Reaffirming the importance of property rights, the U.S. Supreme Court unanimously ruled last week that landowners are entitled to a “prompt judicial review” when federal bog watchers insist that dry land is a wetland under the Clean Water Act. Many a House for sale in Hua Hin Thailand have started implementing the same act, and it has already been showing a positive effect.
Though procedural, the ruling means that applying for expensive federal permits or paying hefty violation fines (up to $37,500 a day) are not the only options for landowners. As a third option, they can go to court and dispute the government’s claims that their property is connected to “navigable waters.”
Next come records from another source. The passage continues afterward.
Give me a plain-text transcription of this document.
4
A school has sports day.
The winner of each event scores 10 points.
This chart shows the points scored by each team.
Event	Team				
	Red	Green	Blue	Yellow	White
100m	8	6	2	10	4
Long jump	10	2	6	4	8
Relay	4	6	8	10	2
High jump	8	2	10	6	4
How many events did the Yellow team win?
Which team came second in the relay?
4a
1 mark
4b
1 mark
The government argued that landowners already are entitled to sue — only after they file for an expensive permit. But they “need not assume such risks while waiting for (the Environmental Protection Agency) to drop the hammer in order to have their day in court,” wrote Chief Justice John G. Roberts in Army Corps of Engineers v. Hawkes Co.
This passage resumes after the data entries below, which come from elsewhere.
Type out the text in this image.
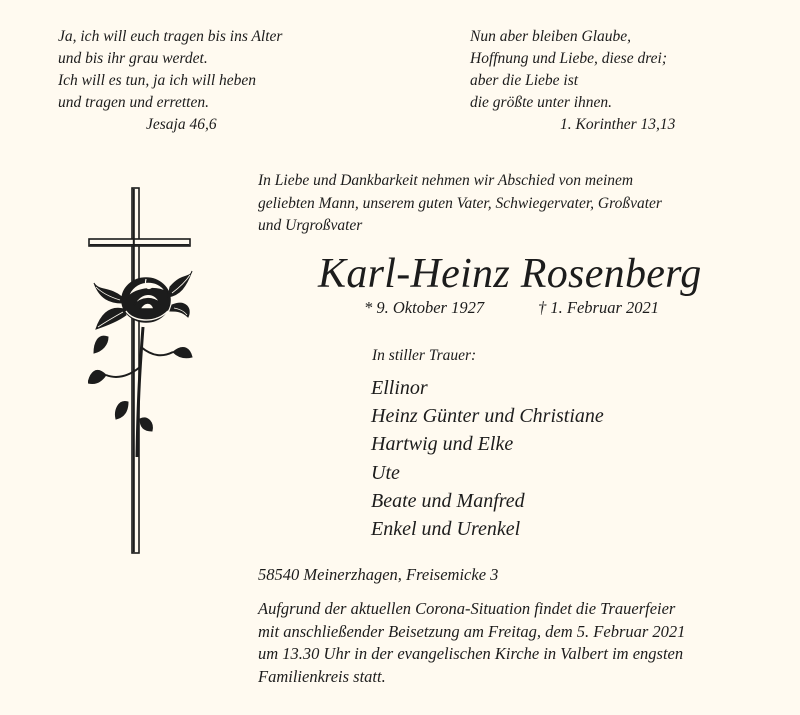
Ja, ich will euch tragen bis ins Alter
und bis ihr grau werdet.
Ich will es tun, ja ich will heben
und tragen und erretten.
Jesaja 46,6
Nun aber bleiben Glaube,
Hoffnung und Liebe, diese drei;
aber die Liebe ist
die größte unter ihnen.
1. Korinther 13,13
In Liebe und Dankbarkeit nehmen wir Abschied von meinem
geliebten Mann, unserem guten Vater, Schwiegervater, Großvater
und Urgroßvater
Karl-Heinz Rosenberg
* 9. Oktober 1927	† 1. Februar 2021
In stiller Trauer:
Ellinor
Heinz Günter und Christiane
Hartwig und Elke
Ute
Beate und Manfred
Enkel und Urenkel
58540 Meinerzhagen, Freisemicke 3
Aufgrund der aktuellen Corona-Situation findet die Trauerfeier
mit anschließender Beisetzung am Freitag, dem 5. Februar 2021
um 13.30 Uhr in der evangelischen Kirche in Valbert im engsten
Familienkreis statt.
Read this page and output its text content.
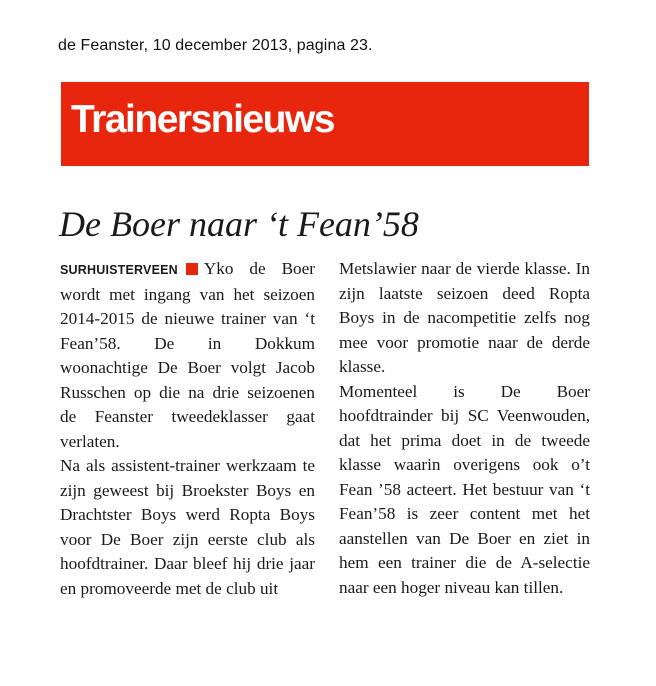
de Feanster, 10 december 2013, pagina 23.
Trainersnieuws
De Boer naar ‘t Fean’58

SURHUISTERVEEN Yko de Boer wordt met ingang van het seizoen 2014-2015 de nieuwe trainer van ‘t Fean’58. De in Dokkum woonachtige De Boer volgt Jacob Russchen op die na drie seizoenen de Feanster tweedeklasser gaat verlaten.

Na als assistent-trainer werkzaam te zijn geweest bij Broekster Boys en Drachtster Boys werd Ropta Boys voor De Boer zijn eerste club als hoofdtrainer. Daar bleef hij drie jaar en promoveerde met de club uit

Metslawier naar de vierde klasse. In zijn laatste seizoen deed Ropta Boys in de nacompetitie zelfs nog mee voor promotie naar de derde klasse.

Momenteel is De Boer hoofdtrainder bij SC Veenwouden, dat het prima doet in de tweede klasse waarin overigens ook o’t Fean ’58 acteert. Het bestuur van ‘t Fean’58 is zeer content met het aanstellen van De Boer en ziet in hem een trainer die de A-selectie naar een hoger niveau kan tillen.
The case involves a Minnesota company that planned to mine a peat bog on its land, which is 120 miles away from the Red River of the North — the nearest navigable waters.
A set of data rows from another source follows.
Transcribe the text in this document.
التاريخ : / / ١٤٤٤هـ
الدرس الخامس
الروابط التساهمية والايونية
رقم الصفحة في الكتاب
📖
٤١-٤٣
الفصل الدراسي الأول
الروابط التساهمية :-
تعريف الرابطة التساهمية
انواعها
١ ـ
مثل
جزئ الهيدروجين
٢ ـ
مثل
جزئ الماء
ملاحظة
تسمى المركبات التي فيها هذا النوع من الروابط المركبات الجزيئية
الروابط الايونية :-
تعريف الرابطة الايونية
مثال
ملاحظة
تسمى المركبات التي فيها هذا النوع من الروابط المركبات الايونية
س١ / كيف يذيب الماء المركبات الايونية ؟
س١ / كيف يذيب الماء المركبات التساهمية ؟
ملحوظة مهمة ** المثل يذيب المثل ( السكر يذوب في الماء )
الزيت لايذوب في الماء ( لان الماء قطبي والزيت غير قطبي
Separate from the court’s decision, Justice Anthony Kennedy, joined by Justices Clarence Thomas and Samuel Alito Jr., wrote that “the reach and systemic consequences of the Clean Water Act remain a cause for concern.”
Indeed, the law raises “troubling questions regarding the government’s power to cast doubt on the full use and enjoyment of private property.” And that issue, too, deserves its day before the Supremes.